Paul the Uncertain wrote: ↑Thu Aug 31, 2023 3:35 pm
A difficulty is that this
I'm saying that the Gospel of Mark can be demonstrated to be an entirely made up fictional allegory.
Even if true, doesn't imply this:
The belief that Jesus was a human being BEGAN with the Gospel of Mark. The Gospel of Mark is the writing that initiated the belief that Jesus was a real person. The person who wrote the Gospel of Mark knew that Jesus was not a real person. This writer's Jesus was a consciously invented fictional character.
An especially timely counterexample premiered earlier today in Venice.
https://variety.com/2023/film/global/pa ... 235705117/
The allegorical film
El Conde portrays the historical 20th Century Chilean dictator Augusto Pinochet (1915-2006) as a fictional character (and one who is impossible to be real within the bounds of procedural naturalism), a 250 year-old vampire. The same mythology has been used to craft more positive allegory featuring a better regarded historical figure, Grahame-Smith's novel
Abraham Lincoln, Vampire Hunter which was also made into a film about a decade ago.
There is no earthly reason that the focal character of an allegory cannot be a real person who actually and recently lived.
And the cleansing of the Temple didn't happen as told? Is it your view that that is news to living scholarly historicists?
https://www.patheos.com/blogs/religionp ... ables.html
(Colleague Giuseppe will vouch for Professor McGrath's standing as a Jesus-historicist.)
The case I make is that there is only one single biography of Jesus. Just one. Every single account of this person's life rests entirely on the Gospel of Mark, and nothing else.
How do we know this? How can this be proven? Because every scene in the Gospel of Mark is constructed from literary references that have nothing to do with Jesus. So we can see that each and every scene is a literary invention.
Now yes, it can be that an allegory can be based on a "real person". But in order for us to say that its based on a real person, some aspect of the real person needs to be portrayed. At a point we can say every character is based on a real person. The question is, was the Gospel of Mark written in order to record the life and deeds of a real person? Or was the Gospel of Mark written in order to invent a character to symbolize Pauline teaching. I argue the latter.
But this is the very important part. Every other known Gospel, including non-canonical ones, include many details from the Gospel of Mark that can be demonstrated to be literary inventions. So if we demonstrate that a certain scene is a literary invention, and every other Gospel also includes the scene then what does that tell us? It tells us that the other Gospel writers don't actually know anything about some real Jesus person either.
So if we start with a single narrative, and we prove that all the scenes in that narrative are literary inventions, and that every other narrative is entirely dependent on the first, then where does that leave us?
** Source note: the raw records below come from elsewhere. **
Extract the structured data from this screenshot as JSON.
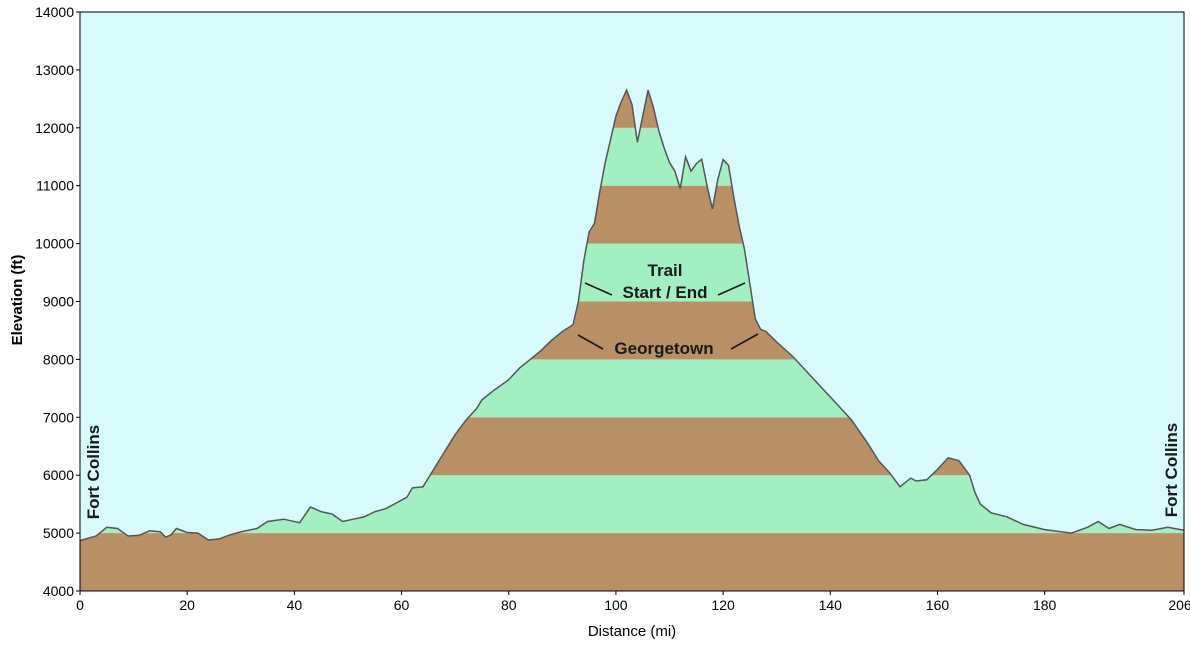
{
  "chart_data": {
    "type": "area",
    "xlabel": "Distance   (mi)",
    "ylabel": "Elevation (ft)",
    "xlim": [
      0,
      206
    ],
    "ylim": [
      4000,
      14000
    ],
    "x_ticks": [
      0,
      20,
      40,
      60,
      80,
      100,
      120,
      140,
      160,
      180,
      206
    ],
    "y_ticks": [
      4000,
      5000,
      6000,
      7000,
      8000,
      9000,
      10000,
      11000,
      12000,
      13000,
      14000
    ],
    "grid": false,
    "colors": {
      "background": "#d8fafa",
      "band_brown": "#b98f65",
      "band_green": "#a2f0c2",
      "outline": "#555555"
    },
    "profile": {
      "x": [
        0,
        3,
        5,
        7,
        9,
        11,
        13,
        15,
        16,
        17,
        18,
        20,
        22,
        24,
        26,
        28,
        30,
        33,
        35,
        38,
        41,
        43,
        45,
        47,
        49,
        51,
        53,
        55,
        57,
        59,
        61,
        62,
        64,
        66,
        68,
        70,
        72,
        74,
        75,
        77,
        80,
        82,
        84,
        86,
        88,
        90,
        92,
        93,
        94,
        95,
        96,
        97,
        98,
        99,
        100,
        101,
        102,
        103,
        104,
        105,
        106,
        107,
        108,
        109,
        110,
        111,
        112,
        113,
        114,
        115,
        116,
        117,
        118,
        119,
        120,
        121,
        122,
        123,
        124,
        125,
        126,
        127,
        128,
        130,
        133,
        135,
        138,
        141,
        144,
        147,
        149,
        151,
        153,
        155,
        156,
        158,
        160,
        162,
        164,
        166,
        167,
        168,
        170,
        173,
        176,
        180,
        185,
        188,
        190,
        192,
        194,
        197,
        200,
        203,
        206
      ],
      "y": [
        4870,
        4950,
        5100,
        5080,
        4950,
        4960,
        5040,
        5020,
        4930,
        4970,
        5080,
        5010,
        5000,
        4880,
        4900,
        4970,
        5020,
        5080,
        5200,
        5240,
        5180,
        5450,
        5370,
        5330,
        5200,
        5240,
        5280,
        5370,
        5420,
        5520,
        5620,
        5780,
        5800,
        6100,
        6400,
        6700,
        6950,
        7150,
        7300,
        7450,
        7650,
        7850,
        8000,
        8150,
        8330,
        8480,
        8600,
        9000,
        9700,
        10200,
        10350,
        10900,
        11400,
        11800,
        12200,
        12450,
        12650,
        12400,
        11750,
        12200,
        12650,
        12350,
        11950,
        11650,
        11400,
        11250,
        10950,
        11500,
        11250,
        11380,
        11460,
        11000,
        10600,
        11100,
        11450,
        11350,
        10800,
        10300,
        9900,
        9300,
        8700,
        8520,
        8480,
        8300,
        8050,
        7850,
        7550,
        7250,
        6950,
        6550,
        6250,
        6050,
        5800,
        5950,
        5900,
        5920,
        6100,
        6300,
        6250,
        6000,
        5700,
        5500,
        5350,
        5280,
        5150,
        5060,
        5000,
        5100,
        5200,
        5080,
        5150,
        5060,
        5050,
        5100,
        5050
      ]
    },
    "bands": [
      {
        "from": 4000,
        "to": 5000,
        "color": "brown"
      },
      {
        "from": 5000,
        "to": 6000,
        "color": "green"
      },
      {
        "from": 6000,
        "to": 7000,
        "color": "brown"
      },
      {
        "from": 7000,
        "to": 8000,
        "color": "green"
      },
      {
        "from": 8000,
        "to": 9000,
        "color": "brown"
      },
      {
        "from": 9000,
        "to": 10000,
        "color": "green"
      },
      {
        "from": 10000,
        "to": 11000,
        "color": "brown"
      },
      {
        "from": 11000,
        "to": 12000,
        "color": "green"
      },
      {
        "from": 12000,
        "to": 13000,
        "color": "brown"
      },
      {
        "from": 13000,
        "to": 14000,
        "color": "green"
      }
    ],
    "annotations": {
      "trail_line1": "Trail",
      "trail_line2": "Start / End",
      "georgetown": "Georgetown",
      "fort_collins_left": "Fort Collins",
      "fort_collins_right": "Fort Collins"
    }
  }
}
At that point trying to argue that "Jesus could still be real" is just special pleading, like, "Its possible there is a giant purple monster at the bottom of the ocean!"
Now, we add to this the fact that in the 2nd century the idea that Jesus was a real flesh and blood person, as opposed to a spirit that came down from heaven, was not established and had to be "proven". And the "proof" that Jesus was a real person rested ENTIRELY on the Gospels. It rested entirely on a literal reading of the Gospels and the claim that the four now-canonical Gospels were independently written eyewitness accounts!
But now we see that is not the case. In fact every Gospel traces back to a single fictional allegory, in which every scene is invented from literary references. All of the evidence we have indicates that the only people who clearly believe that Jesus was a real person held that belief because of what they read in the Gospels. There is not one single example of anyone affirming a belief that Jesus was a real person based on anything other than reading the Gospels.
It is clear that the "account of Jesus ministry" is not based in any way shape or form on real events. The entire account is completely and 100% made up. We know that it is because we can see how it was written. So if the only story about this person's life that anyone ever knows and talks about is an entirely made up complete and total fiction, then what is the basis for arguing that the fiction was "inspired by real events"? If there were some real Jesus who actually inspired this movement, then why is it that no one else every wrote anything about the real Jesus? Why is the only account of Jesus we have the entirely fictional one? Where are the alternative accounts of his ministry? There are none.
The only reason anyone today thinks he was a real person is because of a set of flawed arguments made by Roman theologians in the 2nd-4th centuries, who misunderstood the provenance of the stories they were reading. That's literally it.